Basics of ACCESS Data
Structured data from gridded climate models
ACCESS climate models simulate the Earth system on three-dimensional grids, representing longitude, latitude, and height or depth. These simulations evolve over time, so model output is often four-dimensional (for example: longitude × latitude × depth × time).
Because of this, ACCESS model output is highly structured. Each dataset contains many variables (such as temperature, wind, or precipitation), each defined on specific grids and time intervals. Preserving this structure is essential for correctly interpreting and analysing the data.
The NetCDF format
ACCESS model data is typically stored in netCDF (Network Common Data Form) files. The NetCDF format is well suited to climate and geoscience data because it stores:
- the data values
- metadata that describe what the data represent
Metadata includes information such as variable names, units, grid definitions, coordinate systems, and time conventions. This context is critical: without it, the raw numbers in a dataset are difficult to interpret or use correctly.
What’s inside a netCDF file?
A netCDF file is more than a container of numbers. It explicitly defines:
- dimensions (e.g. longitude, latitude, time, levels)
- variables (data arrays associated with those dimensions)
- attributes (metadata describing variables and the dataset as a whole)

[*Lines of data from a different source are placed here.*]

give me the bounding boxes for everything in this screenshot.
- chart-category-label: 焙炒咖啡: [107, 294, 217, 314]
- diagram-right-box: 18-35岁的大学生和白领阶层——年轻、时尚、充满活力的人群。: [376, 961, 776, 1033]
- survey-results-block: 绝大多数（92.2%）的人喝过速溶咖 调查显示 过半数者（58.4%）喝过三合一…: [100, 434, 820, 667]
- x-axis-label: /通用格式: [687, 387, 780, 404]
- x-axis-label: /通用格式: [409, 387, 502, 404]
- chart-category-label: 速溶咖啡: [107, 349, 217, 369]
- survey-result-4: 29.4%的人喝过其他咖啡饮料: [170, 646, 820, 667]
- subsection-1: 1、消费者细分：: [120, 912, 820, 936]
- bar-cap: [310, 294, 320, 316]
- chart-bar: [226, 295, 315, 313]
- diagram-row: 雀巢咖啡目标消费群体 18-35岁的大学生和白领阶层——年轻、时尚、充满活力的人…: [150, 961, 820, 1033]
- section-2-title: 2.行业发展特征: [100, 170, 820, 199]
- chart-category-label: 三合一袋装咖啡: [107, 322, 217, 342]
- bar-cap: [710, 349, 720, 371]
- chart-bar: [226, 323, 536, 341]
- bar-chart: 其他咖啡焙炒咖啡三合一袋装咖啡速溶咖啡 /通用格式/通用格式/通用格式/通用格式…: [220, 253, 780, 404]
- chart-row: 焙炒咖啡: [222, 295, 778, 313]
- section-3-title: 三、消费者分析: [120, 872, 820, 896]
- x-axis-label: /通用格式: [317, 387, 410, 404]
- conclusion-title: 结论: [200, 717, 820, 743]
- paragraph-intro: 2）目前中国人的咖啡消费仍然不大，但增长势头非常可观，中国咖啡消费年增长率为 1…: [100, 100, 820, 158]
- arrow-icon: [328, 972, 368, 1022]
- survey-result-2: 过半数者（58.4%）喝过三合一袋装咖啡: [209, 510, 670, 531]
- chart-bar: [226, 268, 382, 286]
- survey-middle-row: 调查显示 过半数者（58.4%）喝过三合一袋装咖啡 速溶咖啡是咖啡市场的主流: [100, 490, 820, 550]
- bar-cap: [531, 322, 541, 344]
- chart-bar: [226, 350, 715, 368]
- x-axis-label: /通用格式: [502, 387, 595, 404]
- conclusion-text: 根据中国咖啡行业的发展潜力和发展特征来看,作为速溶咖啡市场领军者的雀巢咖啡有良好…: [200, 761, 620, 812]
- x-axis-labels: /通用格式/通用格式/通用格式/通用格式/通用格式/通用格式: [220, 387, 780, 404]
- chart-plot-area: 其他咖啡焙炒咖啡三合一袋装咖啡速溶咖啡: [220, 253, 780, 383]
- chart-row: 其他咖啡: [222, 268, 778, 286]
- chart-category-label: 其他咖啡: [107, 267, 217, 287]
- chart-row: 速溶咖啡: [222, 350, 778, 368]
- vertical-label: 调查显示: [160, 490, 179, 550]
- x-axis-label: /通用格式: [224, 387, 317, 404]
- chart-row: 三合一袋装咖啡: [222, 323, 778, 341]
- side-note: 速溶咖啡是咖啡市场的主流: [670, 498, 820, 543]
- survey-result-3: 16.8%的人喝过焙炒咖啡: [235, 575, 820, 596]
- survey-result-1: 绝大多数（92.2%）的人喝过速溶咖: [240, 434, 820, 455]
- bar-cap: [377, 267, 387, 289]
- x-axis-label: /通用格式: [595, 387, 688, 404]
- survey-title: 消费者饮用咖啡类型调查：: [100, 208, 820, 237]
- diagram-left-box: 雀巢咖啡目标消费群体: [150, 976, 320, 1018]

Tools such as ncdump allow users to inspect this format directly, showing how variables are defined and how metadata is stored alongside the data. This self-describing nature is a key strength of netCDF.
CF conventions
Most ACCESS netCDF files follow the Climate and Forecast (CF) metadata conventions. CF conventions provide standardised ways to describe:
- coordinates and grids
- physical quantities and units
- time and calendar definitions
These conventions make datasets easier for humans to understand and machines to interpret. Many analysis and visualisation tools (such as Xarray) rely on CF conventions to automatically recognise coordinates, apply units correctly, and handle data consistently across different models and datasets.
Large datasets: chunks
ACCESS model output can be very large, often spanning many files and many terabytes of data. To support efficient access and analysis, data is often stored in chunks — smaller blocks of data organised within the same file.
Chunking allows analysis tools to read only the portions of data needed for a given task, rather than loading entire datasets into memory. While largely invisible to end users, chunking is an important concept when working with large-scale model output.